When an agent is overloaded, the software triggers an alert and automatically reallocates work to other members of staff. It is independent of a particular language or accent, and works with decentralised staff and home workers.
Each person has a maximum workload that they can handle and perform. In a typical call centre, for example, an operator has to respond to a large variety of support requests, by working out solutions based on the information retrieved from a number of sources. All these activities happen in real-time, and the operator has to deal with multiple communication channels in this process. Cognitive overloading causes mistakes, and errors or extended handling times are common outcomes. Overloaded staff are likely to be upset, less motivated, and eventually will leave.
"Normally in call centres we have a quality check by supervisors who lift up the phone and listen in on conversations," says Chen. "But they can only do one person at a time and can only listen to about 0.5% of the calls. There could be thousands of calls. With this system, they can check on everyone all the time." So when a phone call is prefaced with "this call may be recorded for training purposes", it may mean software is analysing the live conversation.
A red bar on a supervisor's dashboard indicates when an agent is overloaded and intervention is required. At the same time, the software may be re-routing incoming calls and re-allocating work. Offline, the system analyses the average cognitive load levels of the call centre staff. The ranking system crawls through all call recordings and forwards the highest ranked calls for manual review. It can profile staff by tracking their cognitive load history over a period, "providing critical information for workforce management, and therefore improving the workforce", says Chen.

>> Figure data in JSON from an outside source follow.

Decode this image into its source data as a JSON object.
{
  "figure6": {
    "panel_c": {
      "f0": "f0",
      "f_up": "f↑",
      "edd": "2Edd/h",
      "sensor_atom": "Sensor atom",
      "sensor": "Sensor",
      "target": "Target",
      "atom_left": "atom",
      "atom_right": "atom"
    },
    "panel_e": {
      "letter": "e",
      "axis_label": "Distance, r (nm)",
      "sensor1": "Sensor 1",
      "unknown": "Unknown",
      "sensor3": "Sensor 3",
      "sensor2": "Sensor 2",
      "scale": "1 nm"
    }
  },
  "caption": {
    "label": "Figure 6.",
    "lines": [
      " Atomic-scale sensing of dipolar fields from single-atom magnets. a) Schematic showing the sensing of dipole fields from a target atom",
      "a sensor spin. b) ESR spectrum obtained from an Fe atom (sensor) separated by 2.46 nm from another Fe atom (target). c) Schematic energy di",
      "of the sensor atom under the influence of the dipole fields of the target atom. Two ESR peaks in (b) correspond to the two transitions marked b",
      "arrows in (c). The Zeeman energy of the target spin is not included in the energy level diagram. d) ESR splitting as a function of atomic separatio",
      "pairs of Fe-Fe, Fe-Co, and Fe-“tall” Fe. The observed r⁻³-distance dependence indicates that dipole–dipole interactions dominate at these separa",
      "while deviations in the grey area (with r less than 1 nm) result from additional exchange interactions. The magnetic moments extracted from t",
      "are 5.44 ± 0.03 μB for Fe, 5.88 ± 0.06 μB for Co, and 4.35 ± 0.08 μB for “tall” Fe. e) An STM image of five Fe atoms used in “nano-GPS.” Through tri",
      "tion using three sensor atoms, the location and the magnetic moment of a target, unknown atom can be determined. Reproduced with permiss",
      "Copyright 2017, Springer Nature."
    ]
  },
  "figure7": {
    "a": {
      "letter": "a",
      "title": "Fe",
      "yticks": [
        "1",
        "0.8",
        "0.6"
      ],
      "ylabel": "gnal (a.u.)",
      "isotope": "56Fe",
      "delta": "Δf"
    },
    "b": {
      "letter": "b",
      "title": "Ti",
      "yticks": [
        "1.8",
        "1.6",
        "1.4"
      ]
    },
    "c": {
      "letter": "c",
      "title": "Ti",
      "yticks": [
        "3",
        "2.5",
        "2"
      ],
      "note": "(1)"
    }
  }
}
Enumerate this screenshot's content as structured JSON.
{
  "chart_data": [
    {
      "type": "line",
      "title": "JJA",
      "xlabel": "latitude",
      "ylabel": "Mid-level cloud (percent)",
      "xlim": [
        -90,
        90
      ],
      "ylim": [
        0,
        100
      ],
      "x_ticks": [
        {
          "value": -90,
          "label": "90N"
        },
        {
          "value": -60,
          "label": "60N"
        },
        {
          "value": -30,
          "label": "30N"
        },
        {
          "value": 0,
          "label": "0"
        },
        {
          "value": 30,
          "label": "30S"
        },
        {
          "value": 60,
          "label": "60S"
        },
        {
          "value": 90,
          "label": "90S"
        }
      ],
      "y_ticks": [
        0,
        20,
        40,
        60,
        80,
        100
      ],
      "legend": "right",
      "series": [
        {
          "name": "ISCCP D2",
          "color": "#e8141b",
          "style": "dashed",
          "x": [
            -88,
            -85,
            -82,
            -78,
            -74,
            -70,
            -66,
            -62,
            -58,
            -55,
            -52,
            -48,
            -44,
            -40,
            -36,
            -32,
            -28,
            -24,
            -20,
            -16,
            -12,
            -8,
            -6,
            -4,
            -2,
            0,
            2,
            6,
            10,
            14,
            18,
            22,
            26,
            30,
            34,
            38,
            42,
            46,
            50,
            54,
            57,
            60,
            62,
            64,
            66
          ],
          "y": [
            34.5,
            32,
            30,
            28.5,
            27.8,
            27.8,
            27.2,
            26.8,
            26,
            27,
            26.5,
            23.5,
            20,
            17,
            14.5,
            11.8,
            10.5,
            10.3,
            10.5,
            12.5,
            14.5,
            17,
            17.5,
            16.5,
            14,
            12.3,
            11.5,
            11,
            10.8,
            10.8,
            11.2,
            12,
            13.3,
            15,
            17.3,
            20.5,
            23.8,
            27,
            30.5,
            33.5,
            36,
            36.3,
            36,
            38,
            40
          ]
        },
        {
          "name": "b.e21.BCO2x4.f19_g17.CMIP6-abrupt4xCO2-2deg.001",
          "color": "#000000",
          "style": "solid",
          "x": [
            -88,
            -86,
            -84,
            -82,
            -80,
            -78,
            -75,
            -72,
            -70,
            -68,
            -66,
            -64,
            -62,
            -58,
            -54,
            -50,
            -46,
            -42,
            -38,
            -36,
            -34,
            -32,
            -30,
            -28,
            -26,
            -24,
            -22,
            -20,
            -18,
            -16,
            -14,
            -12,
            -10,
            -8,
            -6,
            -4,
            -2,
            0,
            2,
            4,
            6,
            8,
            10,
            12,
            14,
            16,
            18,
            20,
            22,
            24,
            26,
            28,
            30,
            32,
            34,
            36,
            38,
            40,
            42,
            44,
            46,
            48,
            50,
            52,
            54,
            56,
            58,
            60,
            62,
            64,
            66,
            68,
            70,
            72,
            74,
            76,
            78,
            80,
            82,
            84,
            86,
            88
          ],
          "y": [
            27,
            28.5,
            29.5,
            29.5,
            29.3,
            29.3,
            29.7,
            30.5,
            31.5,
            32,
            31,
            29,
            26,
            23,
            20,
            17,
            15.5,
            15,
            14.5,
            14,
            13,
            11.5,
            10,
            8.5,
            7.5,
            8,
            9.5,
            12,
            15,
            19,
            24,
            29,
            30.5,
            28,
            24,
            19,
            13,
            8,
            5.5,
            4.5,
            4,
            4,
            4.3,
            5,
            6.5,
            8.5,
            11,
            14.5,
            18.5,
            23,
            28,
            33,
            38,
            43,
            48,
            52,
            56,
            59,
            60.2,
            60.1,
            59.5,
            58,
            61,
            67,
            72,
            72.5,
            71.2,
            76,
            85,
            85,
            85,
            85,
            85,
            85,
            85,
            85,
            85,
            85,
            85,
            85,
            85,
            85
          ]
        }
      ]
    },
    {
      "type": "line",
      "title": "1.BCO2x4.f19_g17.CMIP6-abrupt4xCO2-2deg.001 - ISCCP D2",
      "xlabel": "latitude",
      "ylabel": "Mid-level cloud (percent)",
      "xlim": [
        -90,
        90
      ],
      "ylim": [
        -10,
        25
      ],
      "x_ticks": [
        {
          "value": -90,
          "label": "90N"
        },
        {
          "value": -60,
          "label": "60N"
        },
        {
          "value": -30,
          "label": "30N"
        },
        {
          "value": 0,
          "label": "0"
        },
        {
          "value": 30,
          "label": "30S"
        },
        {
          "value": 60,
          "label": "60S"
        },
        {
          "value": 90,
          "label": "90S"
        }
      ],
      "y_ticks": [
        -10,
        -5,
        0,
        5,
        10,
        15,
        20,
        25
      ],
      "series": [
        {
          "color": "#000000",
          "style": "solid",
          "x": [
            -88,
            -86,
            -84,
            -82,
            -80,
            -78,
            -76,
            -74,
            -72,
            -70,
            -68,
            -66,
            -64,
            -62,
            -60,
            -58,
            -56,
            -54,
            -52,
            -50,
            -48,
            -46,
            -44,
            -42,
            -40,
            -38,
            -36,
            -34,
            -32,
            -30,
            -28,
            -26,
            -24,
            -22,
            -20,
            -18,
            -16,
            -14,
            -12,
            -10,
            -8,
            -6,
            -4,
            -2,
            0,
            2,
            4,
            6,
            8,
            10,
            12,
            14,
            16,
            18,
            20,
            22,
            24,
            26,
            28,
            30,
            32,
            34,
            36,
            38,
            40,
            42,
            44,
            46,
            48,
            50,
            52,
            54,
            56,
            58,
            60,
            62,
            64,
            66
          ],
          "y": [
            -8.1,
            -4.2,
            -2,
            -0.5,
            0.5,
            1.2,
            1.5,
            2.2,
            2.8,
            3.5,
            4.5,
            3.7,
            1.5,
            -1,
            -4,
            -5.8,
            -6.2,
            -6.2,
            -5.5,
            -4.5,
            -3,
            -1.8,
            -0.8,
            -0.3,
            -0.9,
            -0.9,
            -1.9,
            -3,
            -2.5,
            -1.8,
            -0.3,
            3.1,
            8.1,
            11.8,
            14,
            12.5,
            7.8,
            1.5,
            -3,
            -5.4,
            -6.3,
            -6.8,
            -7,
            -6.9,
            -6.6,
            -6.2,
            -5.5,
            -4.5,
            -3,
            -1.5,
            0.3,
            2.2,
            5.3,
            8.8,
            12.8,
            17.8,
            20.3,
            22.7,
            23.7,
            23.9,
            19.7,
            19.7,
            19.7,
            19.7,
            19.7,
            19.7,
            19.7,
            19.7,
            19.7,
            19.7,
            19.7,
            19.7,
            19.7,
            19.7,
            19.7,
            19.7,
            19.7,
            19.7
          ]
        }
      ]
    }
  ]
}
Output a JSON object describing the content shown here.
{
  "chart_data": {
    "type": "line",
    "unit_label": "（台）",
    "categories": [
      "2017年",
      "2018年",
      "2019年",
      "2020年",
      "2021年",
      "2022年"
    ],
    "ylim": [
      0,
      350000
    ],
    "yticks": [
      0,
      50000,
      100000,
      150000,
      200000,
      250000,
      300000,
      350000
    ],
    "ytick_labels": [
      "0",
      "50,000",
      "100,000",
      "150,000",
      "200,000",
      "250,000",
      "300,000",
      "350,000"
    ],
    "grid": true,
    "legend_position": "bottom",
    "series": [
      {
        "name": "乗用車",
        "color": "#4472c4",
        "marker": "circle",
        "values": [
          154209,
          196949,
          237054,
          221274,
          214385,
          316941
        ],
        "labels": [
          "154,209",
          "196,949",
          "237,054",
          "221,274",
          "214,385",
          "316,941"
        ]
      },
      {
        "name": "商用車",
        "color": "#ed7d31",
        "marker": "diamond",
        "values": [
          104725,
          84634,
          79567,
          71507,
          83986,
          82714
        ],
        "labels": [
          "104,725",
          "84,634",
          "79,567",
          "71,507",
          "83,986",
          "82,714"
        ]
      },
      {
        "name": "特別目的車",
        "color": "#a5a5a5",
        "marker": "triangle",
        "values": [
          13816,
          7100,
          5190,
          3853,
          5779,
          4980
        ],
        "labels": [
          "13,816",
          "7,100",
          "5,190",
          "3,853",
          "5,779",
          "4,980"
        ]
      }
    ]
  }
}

Strictly speaking, BrainGauge directly measures cognitive load, not stress. Cognitive load is different to common psychological or emotional stress because it is likely to cause errors or low performance. Emotional stress may actually improve the task performance in certain cases.
In high-pressure environments, the ability for organisations and managers to monitor how individuals cope under high demand is useful, says Alannah Rafferty, a professor in Organisation & Management at the Australian School of Business. There is a limited attention capacity in demanding environments, known as the "threat-rigidity" principle, Rafferty notes. "Essentially, demanding environments that threaten us may result in restriction of information processing, such as a narrowing in the field of attention. We concentrate less on other things around us and focus our attention more on the stressor or the thing that is threatening to us."
While monitoring staff may raise privacy concerns, Chen points out that it's standard to monitor call centre workforces. Rafferty sees privacy as an interesting issue. In this instance, the right to individual privacy needs to be balanced with efforts to reduce employee stress, she argues. "This is a serious issue in the workplace – role change, organisational change, restructuring and working longer all increase stress, particularly in very demanding environments. This technology reflects concern about stress in the workplace and finding ways to reduce it."